The Macy's Thanksgiving Day Parade Is Virtual This Year, But Will Still Include Broadway Performances
There are three things I look forward to every Thanksgiving: The big meal, watching all the Friends Thanksgiving episodes, and waking up early to catch the Macy's Thanksgiving Day Parade with my family. The parade has been a Turkey Day staple for the last 94 years, but as we know, the COVID-19 pandemic has changed a lot of traditions this year.
So, will the parade happen this year? Yes, but it's going virtual for the first time ever. The department store just announced that the 2020 Macy's Thanksgiving Day Parade will be a television-only special presentation without the crowds or traditional parade route. Although the event will be drastically reduced in size, some of its most iconic elements, including the giant character balloons, spectacular floats, street performances, and an appearance by Santa Claus, will still remain.
"Under the unique challenges of these unparalleled times, we felt it was important to continue this cherished holiday tradition that has been the opening act to the holiday season for generations of families," said Susan Tercero, executive producer of Macy's Thanksgiving Day Parade, in a statement. "While it will certainly look different in execution, this year's Macy's Parade celebration will once again serve its historical purpose—to bring joy into the hearts of millions across the nation."
To execute the event safely, the number of participants will be reduced by about 75% with the taping of performances spread out over two days. All participants will be over the age of 18 and required to practice social distancing and wear face coverings during performances. Included in these pre-taped performances will be a handful of Broadway numbers, which is exciting news because Broadway itself has been shut down for several months, and won't be putting on shows until summer at the earliest. We can expect to see performances from the cast of Hamilton, Mean Girls, Jagged Little Pill, and Ain’t Too Proud as part of the parade on November 26.
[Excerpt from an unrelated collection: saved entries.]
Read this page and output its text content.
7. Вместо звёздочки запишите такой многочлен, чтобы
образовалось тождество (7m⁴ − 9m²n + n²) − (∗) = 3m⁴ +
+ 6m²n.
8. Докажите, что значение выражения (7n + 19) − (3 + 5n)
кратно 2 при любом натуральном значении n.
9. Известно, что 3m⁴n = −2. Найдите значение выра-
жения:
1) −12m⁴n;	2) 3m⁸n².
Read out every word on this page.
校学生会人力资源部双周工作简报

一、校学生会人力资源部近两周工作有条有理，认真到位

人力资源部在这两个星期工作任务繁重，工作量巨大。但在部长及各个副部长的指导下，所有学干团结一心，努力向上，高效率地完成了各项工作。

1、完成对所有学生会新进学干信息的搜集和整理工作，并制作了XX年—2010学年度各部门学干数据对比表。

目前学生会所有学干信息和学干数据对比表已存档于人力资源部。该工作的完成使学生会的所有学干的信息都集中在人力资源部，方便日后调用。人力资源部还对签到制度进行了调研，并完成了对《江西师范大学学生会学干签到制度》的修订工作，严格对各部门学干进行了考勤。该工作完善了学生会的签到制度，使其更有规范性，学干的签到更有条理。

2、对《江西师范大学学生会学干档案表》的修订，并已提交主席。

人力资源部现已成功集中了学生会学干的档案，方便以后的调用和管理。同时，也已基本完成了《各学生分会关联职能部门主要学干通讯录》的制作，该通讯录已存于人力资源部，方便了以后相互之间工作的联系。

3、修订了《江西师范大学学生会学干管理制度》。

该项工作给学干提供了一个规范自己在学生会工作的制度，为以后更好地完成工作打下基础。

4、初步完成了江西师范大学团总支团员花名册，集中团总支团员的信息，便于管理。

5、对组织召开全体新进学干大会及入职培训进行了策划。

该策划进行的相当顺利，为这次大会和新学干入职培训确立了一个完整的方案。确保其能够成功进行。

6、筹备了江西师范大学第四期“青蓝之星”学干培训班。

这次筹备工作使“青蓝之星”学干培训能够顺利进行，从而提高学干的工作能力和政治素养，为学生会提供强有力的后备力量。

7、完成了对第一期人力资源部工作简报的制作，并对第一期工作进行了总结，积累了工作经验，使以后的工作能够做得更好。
The parade's signature massive balloons, which typically require 80 to 100 handlers, will be flown this year using "an innovative, specially rigged anchor vehicle framework of five specialty vehicles," the statement read. Instead of following the usual 2.5-mile route, the parade festivities will be recorded in and around the Herald Square area of Midtown Manhattan.
The "re-imagined" celebration will follow a similar model to this year's 4th of July fireworks display in New York City. (The Independence Day commemoration featured several small firework shows in unspecified locations around the city to ensure social distancing, CBS New York reports.)
Despite its altered format, New York City Mayor Bill de Blasio says the 2020 Macy's Thanksgiving Day Parade will still be special. "It will not be the same parade we're used to. [Macy's] is reinventing the event for this moment in history. And you will be able to feel the spirit and the joy of that day on television, online—not a live parade, but something that will really give us that warmth and that great feeling we have on Thanksgiving Day," de Blasio said during a press conference on Monday, according to NBC News.
More than 50 million viewers nationwide will tune in on Thanksgiving Day, according to Macy's, making it the largest holiday broadcast in the United States. As of right now, there are plenty of parade-related details on the Macy's site, but no information regarding specific performers, floats, or bands has been released yet.
When Is the Macy's Thanksgiving Day Parade?
The parade coverage begins at 9:00 a.m. on Thanksgiving morning (Thursday, November 26) and runs through noon in every time zone. Tune in to NBC to watch Savannah Guthrie, Hoda Kotb, and Al Roker break down the bands, floats, and performances.
Where Can I Watch the Macy's Parade?
This year's parade will not be a live event, so, even if you live in the New York City area, you'll have to catch the festivities on TV. Tune in to NBC at 9:00 local time to watch the three-hour event. It's always broadcast at the same time in different time zones, so those living on the West Coast don't have to wake up at the crack of dawn to catch the parade on TV.
If you can't wait until November 26 to watch the magic unfold, you can explore the parade's history and view photos of past floats on the Macy's site.